Would you be proud or embarrassed to work for Goldman Sachs?

Ted MarzilliCEO YouGov Direct
March 22, 2012, 4:12 PM GMT+0

Goldman Sachs’ most recent controversy has sent its workplace reputation with consumers below 2008 – 2009 financial crisis days in the US.

Goldman Sachs’ current reputation level has fallen close to the levels seen during their biggest public crisis in the last four years – the 2010 S.E.C. civil lawsuit claiming the bank created and sold a mortgage investment that was secretly intended to fail.

In perspective, Goldman Sachs’ consumer perception as a place to work had been mostly lagging behind its investment bank competitors before last week’s NY Times op-ed was published, broken with periodic but short-lived bright spots as recent as early this month.

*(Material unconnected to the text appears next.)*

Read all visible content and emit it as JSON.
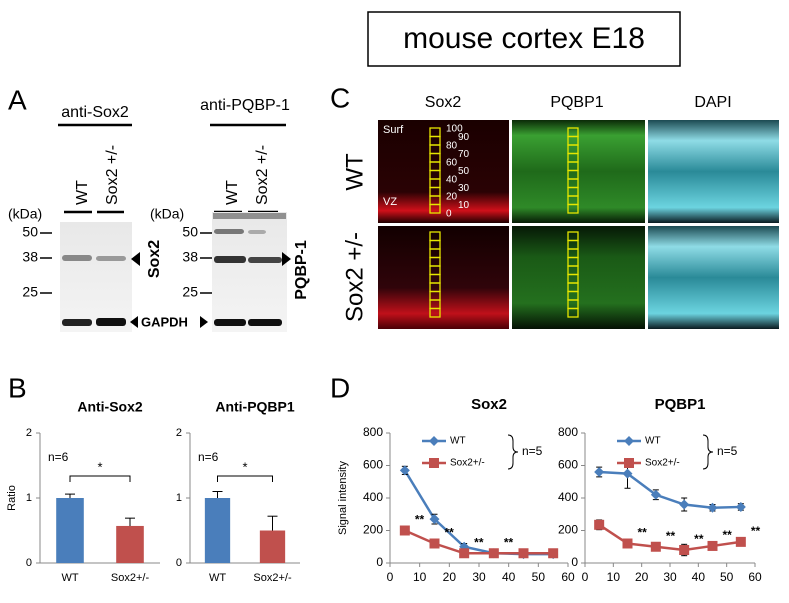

For our research, Goldman Sachs is being measured with YouGov BrandIndex’s reputation score, which asks respondents: "Would you be proud or embarrassed to work for this brand?" YouGov BrandIndex created a composite average of the reputation scores of UBS, Merrill Lynch, Morgan Stanley, and JP Morgan for comparison purposes.

YouGov BrandIndex measurement scores range from 100 to -100 and are compiled by subtracting negative feedback from positive. A zero score means equal positive and negative feedback.

Goldman Sachs’ current reputation score is -36, compared to its rivals’ composite average of -4. During the time of the spring 2010 S.E.C suit, Goldman’s reputation score bottomed out at -44. During that same period, competing investment banks were in the single negative digits and briefly crossed into positive numbers.

The lowest reputation score Goldman Sachs had during the 2008 – 2009 financial meltdown was -30 in April 2009 compared to a -23 for rivals in February the same year. Before September 2008, Goldman’s reputation score hovered in positive territory between 10 and 12, while rivals came in the modestly higher 13 to 19 range.